Из этого последнего открытия в прошлом году никаких выводов и последствий для себя Павел Аркадьевич не произвел. Решил подождать, пока само как-нибудь не прорастет. И был прав: ему вменили план, а Ланцов сам собою нажал на гашетку: заколосилась мысль снизу, донес, сука…
Ланцов теперь, кажется, в девятом поконном уряде ведет тему по собиранию генератора структурной волновой генетики как основы сверхразума…»
Поперек рукописи стоит длинное матерное слово, написанное латиницей и с изображением человеческого органа:
«… и только тогда, согласно стратегии и плану, решено было вызвать катарсис.
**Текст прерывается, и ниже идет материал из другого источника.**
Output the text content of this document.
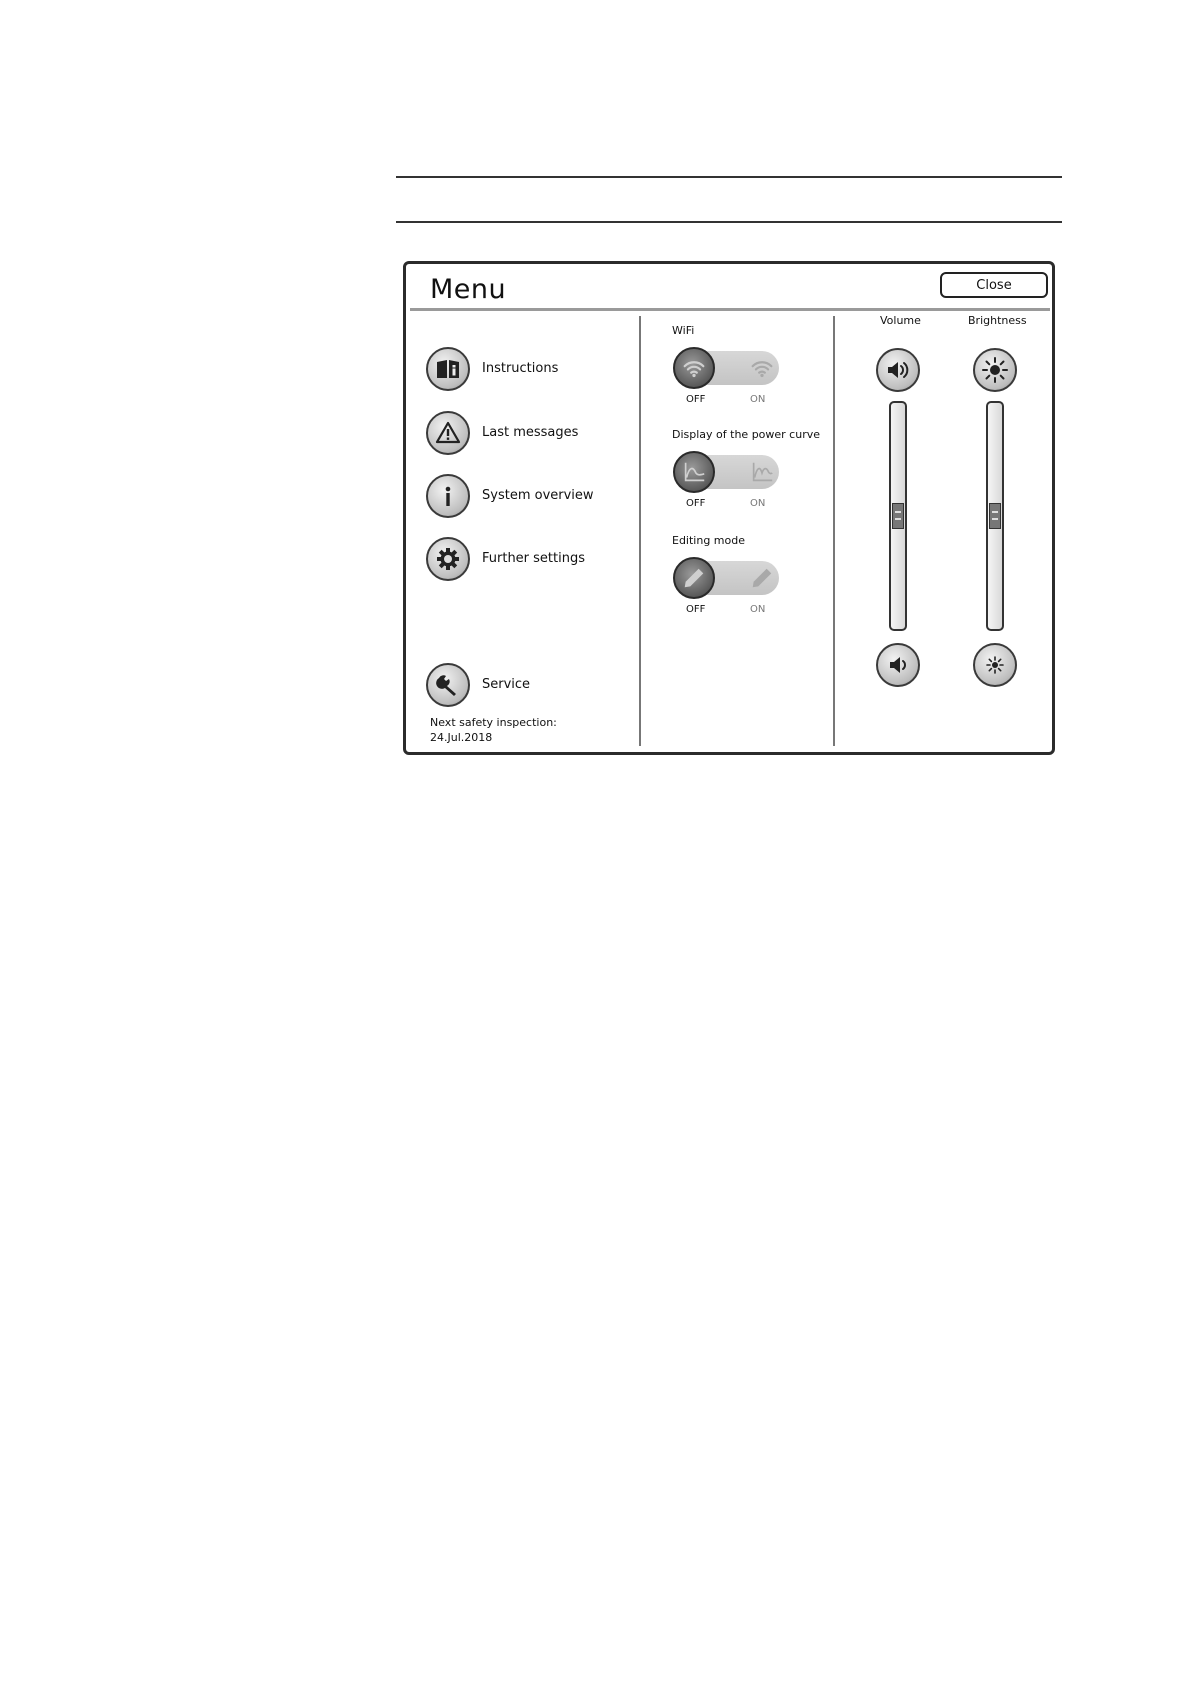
Menu	Close
Instructions
Last messages
System overview
Further settings
Service
Next safety inspection:
24.Jul.2018
WiFi
OFF	ON
Display of the power curve
OFF	ON
Editing mode
OFF	ON
Volume	Brightness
Изучив возможности и все исторические прецеденты, экстренно было сообщено о выдающихся находках, которые переворачивали все представления о коренном народе губернии, а также о его настоящем языке, генофонде, геноме, антропологии и алфавите, поскольку обнаружены были древние руны в большом количестве, писаные на бересте, бараньих лопатках и пергамене.
Было объявлено о массовом вовлечении граждан в процесс обмена паспортов и открытии центров по абсорбции с обязательными курсами ускоренного погружения в действительность. В магазинах запрещено было обслуживать на иных языках, запрещалось также откликаться на допоконные имена, равно читать, материться, объясняться, слушать, прислушиваться и восхищаться.